Но уже сейчас можно сделать вывод, что перед нами – явление неординарное, выдающееся и, не побоимся сказать, великое. Каждая национальная культура по праву гордится своими мастерами самовитого слова. Американцы с пиететом относятся к Дж. Бушу-младшему, выдающемуся оратору современности. Бушизмы, т. е. изречения 43-го президента США, пользуются большой популярностью в кругах американских интеллектуалов. Вот одно из этих откровений:
«Я думаю, что каждый, кто не думает, что я достаточно умен для того, чтобы справиться с этой работой, недооценивается».
Не правда ли, прекрасно сказано?! Виталий Кличко навсегда вписал свое имя в украинскую и мировую культуру, заявив, что в будущее могут смотреть не только лишь все. Ничуть не менее колоритным персонажем отечественной истории был Виктор Степанович Черномырдин. «Никогда такого не было, и вдруг опять!» – разве это не шедевр? По нашему мнению, Григорий Эдуардович – фигура не меньшего масштаба, чем Виктор Степанович. В этом нас убеждают труды доктора социологических наук. «Властные отношения рассматривались <…> в вопросе собственности»[378]. «Ландшафт городского пространства»[379], «тонкие нити цепей»[380], «соипостасные богу притязания»[381], «победное шествие мечты в мечтах»[382] – да эти словесные шедевры вполне достойны того, чтобы поставить доцента Говорухина в один ряд с самыми выдающимися острословами нашего времени.
Нам могут возразить, что стиль характеризует не столько содержание текста, сколько его форму. И потому недостатки стиля сами по себе не могут быть основанием для того, чтобы считать тот или иной текст не отвечающим критериям научности. В общем виде такой вывод, конечно, верен, и это означает, что от рецензента требуется проанализировать не только стиль, но и логику представленной на его суд работы.
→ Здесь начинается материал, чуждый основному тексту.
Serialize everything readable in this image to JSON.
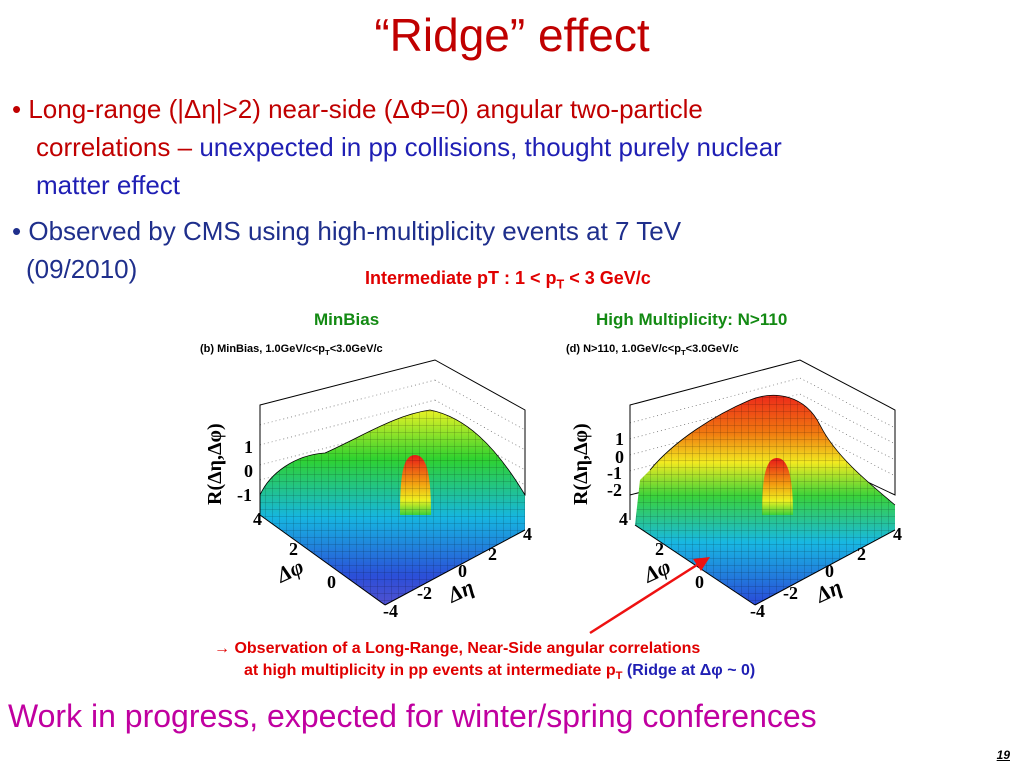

Что ж, попробуем рассмотреть оба издания монографии Г. Э. Говорухина под соответствующим углом зрения. Конечно, для этого придется заняться дешифровкой говорухинской тайнописи, но тут как раз такой случай, когда цель оправдывает потраченный на ее достижение труд. Отчасти эта работа нами уже проделана в 2009 г.[383], кратко изложим полученные результаты. Так, в качестве ключевого понятия всей его теоретической конструкции выступает пространство. Но что это такое? Попробуем выяснить из текста. На с. 90 первого издания монографии читаем:
«Пространство, в том числе и географическое пространство власти – это символическая реальность, в пределах которой властные отношения могут быть приняты легитимными» (пунктуация сохранена. – Р. Л.).
Здесь сделано три утверждения. Первое: пространство – символическая реальность. Второе: географическое пространство власти – составная часть пространства. Третье: географическое пространство власти относится к пространству как часть к целому. Запомним. Но вот что написано далее:
«Являясь частью символической реальности конкретного пространства, система властных отношений осуществляет процесс адаптации человека к территории»[384].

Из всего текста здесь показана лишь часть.